Gesetze, die das häusliche Zusammenleben regeln, sorgen in der russischen Gesellschaft eher für Unmut: Der Staat, meinen Kritiker, sollte sich in Familiengefüge nicht einmischen. Andere ziehen sich auf die Position zurück, die jüngste Rechtsreform ändere wenig an der gesellschaftlichen Praxis: Wer früher zugeschlagen habe, werde das auch weiter tun. Und wer nicht aggressiv werde, sei von dem Gesetz ja gar nicht betroffen. So fasst ein Psychologe im Gespräch mit der staatlichen Nachrichtenagentur Tass seine Einschätzung zusammen.

"Wir wollen doch wohl nicht, dass es bei uns wird wie in Deutschland"

Unter konservativen Russinnen und Russen ist die Angst vor einer Überregulierung groß. "Wir wollen doch wohl nicht, dass es bei uns wird wie in Deutschland: Wenn jemand auf der Straße sieht, wie eine Mutter ihren Sohn ohrfeigt, weil er zum Beispiel das Telefon seiner Lehrerin geklaut hat, kommt das Kind danach ins Heim. Wir sind mehr daran interessiert, dass das Kind nicht zum Dieb heranwächst", sagt Anna Kislitschenko der Nachrichtenagentur Tass. Kislitschenko betreibt ein Nachrichtenportal namens "Weidenröschen" mit Themenkategorien wie "Traditionelle Familienwerte", auf dem vor allem Positionen der russisch-orthodoxen Kirche zu lesen sind.

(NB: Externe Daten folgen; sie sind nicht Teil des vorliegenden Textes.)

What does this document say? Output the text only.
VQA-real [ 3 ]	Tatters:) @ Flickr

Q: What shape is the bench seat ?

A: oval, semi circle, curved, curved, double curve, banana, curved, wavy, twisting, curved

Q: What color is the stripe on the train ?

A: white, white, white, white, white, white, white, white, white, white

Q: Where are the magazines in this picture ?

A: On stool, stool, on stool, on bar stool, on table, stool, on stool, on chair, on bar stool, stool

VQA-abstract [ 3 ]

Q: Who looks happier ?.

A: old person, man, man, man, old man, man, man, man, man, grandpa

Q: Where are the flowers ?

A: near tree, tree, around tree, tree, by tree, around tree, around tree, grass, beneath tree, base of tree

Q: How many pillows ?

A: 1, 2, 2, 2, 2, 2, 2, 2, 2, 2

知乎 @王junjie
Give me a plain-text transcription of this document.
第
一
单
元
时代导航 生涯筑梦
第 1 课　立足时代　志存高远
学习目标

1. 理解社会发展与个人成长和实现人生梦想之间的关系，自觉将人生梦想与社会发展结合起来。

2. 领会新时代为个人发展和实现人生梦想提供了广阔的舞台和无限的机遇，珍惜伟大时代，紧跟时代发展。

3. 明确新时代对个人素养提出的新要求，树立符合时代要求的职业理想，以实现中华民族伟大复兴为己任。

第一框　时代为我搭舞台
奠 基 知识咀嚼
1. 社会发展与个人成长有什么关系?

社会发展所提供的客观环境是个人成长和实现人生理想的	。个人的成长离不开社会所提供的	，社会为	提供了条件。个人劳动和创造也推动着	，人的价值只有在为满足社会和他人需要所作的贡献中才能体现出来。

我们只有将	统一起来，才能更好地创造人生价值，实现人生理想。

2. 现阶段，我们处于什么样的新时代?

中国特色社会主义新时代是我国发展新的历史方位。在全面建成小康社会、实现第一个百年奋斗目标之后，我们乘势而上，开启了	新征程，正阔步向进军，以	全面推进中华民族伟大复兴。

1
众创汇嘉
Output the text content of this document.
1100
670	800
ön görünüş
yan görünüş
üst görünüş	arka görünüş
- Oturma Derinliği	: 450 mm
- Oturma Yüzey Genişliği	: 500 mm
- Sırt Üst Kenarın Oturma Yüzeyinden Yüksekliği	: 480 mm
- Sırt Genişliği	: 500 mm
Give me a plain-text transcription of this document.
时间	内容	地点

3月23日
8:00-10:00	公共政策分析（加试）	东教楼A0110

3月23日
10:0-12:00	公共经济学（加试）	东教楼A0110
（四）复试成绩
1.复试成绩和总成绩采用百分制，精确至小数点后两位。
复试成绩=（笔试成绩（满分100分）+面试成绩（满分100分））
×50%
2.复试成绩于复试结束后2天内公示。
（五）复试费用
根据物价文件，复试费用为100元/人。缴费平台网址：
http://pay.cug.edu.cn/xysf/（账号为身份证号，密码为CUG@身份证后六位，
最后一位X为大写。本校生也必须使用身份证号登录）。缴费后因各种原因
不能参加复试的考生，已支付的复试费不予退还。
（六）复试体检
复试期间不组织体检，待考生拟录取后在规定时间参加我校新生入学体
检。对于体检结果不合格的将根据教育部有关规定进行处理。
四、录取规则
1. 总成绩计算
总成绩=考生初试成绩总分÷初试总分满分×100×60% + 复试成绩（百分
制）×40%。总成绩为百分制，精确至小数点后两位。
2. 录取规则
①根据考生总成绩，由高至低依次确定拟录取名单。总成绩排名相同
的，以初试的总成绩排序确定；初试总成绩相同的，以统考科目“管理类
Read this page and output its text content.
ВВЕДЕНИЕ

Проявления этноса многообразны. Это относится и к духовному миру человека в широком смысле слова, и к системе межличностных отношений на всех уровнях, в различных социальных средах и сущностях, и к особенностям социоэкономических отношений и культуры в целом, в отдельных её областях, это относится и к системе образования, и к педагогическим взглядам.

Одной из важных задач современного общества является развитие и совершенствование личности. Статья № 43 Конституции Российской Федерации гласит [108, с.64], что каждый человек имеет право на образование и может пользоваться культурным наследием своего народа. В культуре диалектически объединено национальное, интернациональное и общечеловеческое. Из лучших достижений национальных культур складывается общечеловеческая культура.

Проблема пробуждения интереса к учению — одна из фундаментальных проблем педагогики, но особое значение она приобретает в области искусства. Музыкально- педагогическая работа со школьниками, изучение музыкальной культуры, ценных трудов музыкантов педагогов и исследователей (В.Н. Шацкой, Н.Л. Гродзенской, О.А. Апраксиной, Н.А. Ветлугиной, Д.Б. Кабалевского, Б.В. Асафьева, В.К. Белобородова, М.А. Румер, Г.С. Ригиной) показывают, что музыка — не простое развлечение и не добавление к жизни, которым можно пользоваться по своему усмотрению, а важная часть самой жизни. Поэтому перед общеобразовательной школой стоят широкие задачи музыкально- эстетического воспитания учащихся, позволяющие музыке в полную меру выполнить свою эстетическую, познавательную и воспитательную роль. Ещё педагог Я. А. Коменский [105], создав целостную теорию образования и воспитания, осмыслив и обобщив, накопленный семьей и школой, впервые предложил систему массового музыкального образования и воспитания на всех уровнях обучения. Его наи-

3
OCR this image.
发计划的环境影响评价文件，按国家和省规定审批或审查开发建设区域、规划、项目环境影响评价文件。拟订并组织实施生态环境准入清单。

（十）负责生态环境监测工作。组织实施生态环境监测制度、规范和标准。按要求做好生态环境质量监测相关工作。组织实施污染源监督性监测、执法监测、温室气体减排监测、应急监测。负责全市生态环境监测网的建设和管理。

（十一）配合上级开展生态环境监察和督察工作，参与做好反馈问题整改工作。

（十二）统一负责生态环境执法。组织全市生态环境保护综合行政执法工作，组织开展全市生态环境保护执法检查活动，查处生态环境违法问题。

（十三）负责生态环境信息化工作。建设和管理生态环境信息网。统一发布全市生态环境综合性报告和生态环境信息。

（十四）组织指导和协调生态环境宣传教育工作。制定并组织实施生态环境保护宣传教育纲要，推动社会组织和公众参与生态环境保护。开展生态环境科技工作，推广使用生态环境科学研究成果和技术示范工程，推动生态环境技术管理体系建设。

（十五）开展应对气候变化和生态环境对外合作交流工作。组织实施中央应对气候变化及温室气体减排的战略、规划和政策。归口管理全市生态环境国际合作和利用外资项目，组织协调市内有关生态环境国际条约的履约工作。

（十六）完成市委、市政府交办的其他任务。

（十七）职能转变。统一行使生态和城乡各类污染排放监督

Nach deren Lehre ist der Mann das Oberhaupt der Familie, dem Frau und Kinder zu folgen haben. Seinen Anspruch als Hausherr durchzusetzen, ist aus kirchlicher Sicht weniger verwerflich, als sich ihm gegenüber "provokativ" zu verhalten. Viele Frauen suchen deshalb die Schuld bei sich oder werden sogar von ihren eigenen Eltern aufgefordert, sich mit ihrem gewalttätigen Partner zu arrangieren. Auf der Suche nach Ursachen von Gewalt machen es sich viele zu einfach: "Ein normaler Mensch", der eine glückliche Kindheit gehabt habe und nicht unter psychischen Problemen leide, mache so etwas doch einfach nicht, heißt es in vielen Diskussionsbeiträgen.

Im größten Land der Welt gibt es 21 Krisenzentren für Frauen und zwei für Männer

So kommt es, dass es bislang kaum Präventionsarbeit gibt: Ein Bericht des Gesundheitsausschusses der Staatsduma weist für das Jahr 2012 gerade 3147 soziale Einrichtungen für Familien aus. Im größten Land der Welt gibt es demzufolge 21 Krisenzentren für Frauen und zwei für Männer. Nichtstaatliche Organisationen haben es durch staatliche Regulierung schwer, die Betroffenen zu erreichen: Das Informationszentrum "Anna" für Opfer häuslicher Gewalt ist etwa wegen finanzieller Zuwendungen aus dem Ausland gerade zum "ausländischen Agenten" erklärt worden, was für Hilfsorganisationen die gesellschaftliche Ächtung bedeuten kann.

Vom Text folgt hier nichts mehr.